The power of karmic rewards extends to all of the Ten Worlds, even to the realm of Buddhahood. Even though one might go around killing people throughout the provinces of Japan and China, if one does not commit any of the five cardinal sins or does not slander the Law, one will not fall into the hell of incessant suffering. Yet one must go through other evil paths for a period of numerous years. Even if one observes ten thousand precepts and performs ten thousand good deeds, if one does so with a mind only half intent, one cannot be reborn in any heaven of the world of form. To be born a king in the Brahma heaven of that world, one must add the spirit of compassion to one’s karma that goes with outflows and leads one in that direction. The poor woman in the sutra passage was reborn in the Brahma heaven because of her concern for her child. Her case is different from the nature of causality that is commonly known. Chang-an offers two interpretations of it, but in the end it is nothing other than the loving kindness with which the woman cares for her child that makes the difference. Her concern concentrates on one thing just like the Buddhist practice of concentration. She thinks of nothing but her child, which is similar to Buddhist compassion. That must be why, although she created no other causes to bring it about, she was reborn in the Brahma heaven. 
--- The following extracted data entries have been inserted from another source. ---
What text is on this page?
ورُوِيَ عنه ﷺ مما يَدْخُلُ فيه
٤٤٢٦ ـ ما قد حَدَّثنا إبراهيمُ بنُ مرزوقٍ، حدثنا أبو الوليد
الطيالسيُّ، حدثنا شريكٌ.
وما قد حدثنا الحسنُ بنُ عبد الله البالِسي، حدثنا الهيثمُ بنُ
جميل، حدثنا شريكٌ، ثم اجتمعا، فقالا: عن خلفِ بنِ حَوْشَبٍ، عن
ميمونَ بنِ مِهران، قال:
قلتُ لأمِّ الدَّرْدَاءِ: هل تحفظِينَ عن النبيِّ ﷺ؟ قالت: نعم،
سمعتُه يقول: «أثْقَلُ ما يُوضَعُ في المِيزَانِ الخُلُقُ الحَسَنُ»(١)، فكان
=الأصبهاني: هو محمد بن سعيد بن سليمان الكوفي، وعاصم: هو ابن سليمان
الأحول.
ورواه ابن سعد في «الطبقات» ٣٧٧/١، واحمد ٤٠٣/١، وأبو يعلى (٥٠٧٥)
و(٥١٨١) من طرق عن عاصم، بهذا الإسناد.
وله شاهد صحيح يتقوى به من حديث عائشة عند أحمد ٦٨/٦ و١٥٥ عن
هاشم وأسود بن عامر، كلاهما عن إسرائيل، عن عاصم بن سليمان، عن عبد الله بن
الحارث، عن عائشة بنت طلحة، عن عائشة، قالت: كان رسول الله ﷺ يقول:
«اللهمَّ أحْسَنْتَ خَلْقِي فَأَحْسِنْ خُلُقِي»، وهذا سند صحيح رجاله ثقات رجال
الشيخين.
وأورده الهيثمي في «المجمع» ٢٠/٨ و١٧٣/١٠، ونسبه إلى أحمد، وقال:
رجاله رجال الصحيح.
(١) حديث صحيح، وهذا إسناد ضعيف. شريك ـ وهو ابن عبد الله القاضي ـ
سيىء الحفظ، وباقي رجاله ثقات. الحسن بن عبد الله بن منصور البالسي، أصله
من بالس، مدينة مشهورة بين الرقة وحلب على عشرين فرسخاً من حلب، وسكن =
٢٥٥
The path to Buddhahood is not to be found in the Kegon doctrine of the phenomenal world as created by the mind alone, in the eight negations of the Sanron sect, in the Consciousness-Only doctrine of the Hosso sect, or in the Shingon type of meditation on the five elements of the universe. Only the T’ien-t’ai doctrine of the three thousand realms in a single moment of life is the path to Buddhahood. Even in the case of this doctrine of the three thousand realms in a single moment of life, we do not possess the kind of wisdom and understanding to comprehend it fully. Nevertheless, among all the sutras preached by the Buddha during his lifetime, the Lotus Sutra alonecontains this jewel which is the doctrine of the three thousand realms in a single moment of life. The doctrines of the other sutras are merely yellow stones that appear to be jewels. They are like sand, from which you can extract no oil no matter how hard you squeeze it, or a barren woman who can never bear a child. Even a wise man cannot become a Buddha through the other sutras, but with the Lotus Sutra, even fools can plant the seeds that lead to Buddhahood. As the sutra passage I have quoted earlier puts it, "Although they do not seek emancipation, emancipation will come of itself." 

Although I and my disciples may encounter various difficulties, if we do not harbor doubts in our hearts, we will as a matter of course attain Buddhahood. Do not have doubts simply because heaven does not lend you protection. Do not be discouraged because you do not enjoy an easy and secure existence in this life. This is what I have taught my disciples morning and evening, and yet they begin to harbor doubts and abandon their faith. 

Foolish men are likely to forget the promises they have made when the crucial moment comes. Some of them feel pity for their wives and children and grieve at the thought of parting from them in this life. In countless births throughout many long kalpas they have had wives and children but parted from them in every existence. They have done so unwillingly and not because of their desire to pursue the way of the Buddha. Since they must part with them in any case, they should remain faithful to their belief in the Lotus Sutra and make their way to Eagle Peak, so that they may lead their wives and children there as well. " 

It is clear that the Gosho, the Persecutions Befalling the Sage, is teaching that the fundamental intention laid down in the Kaimoku Sho was finally realized through the Atsuhara martyrs. Nichiren had already been inscribing Gohonzon by this time [1279] and, as he teaches in the Real Aspect of the Gohonzon, the Gohonzon was Shakyamuni Buddha's intention, not Nichiren's. By examining the body of teachings such as those found in the Kaimoku Sho, we naturally come to an understanding of the Daishonin's teachings and intent without having to rely on the myths and fairy tales of the NST and SGI.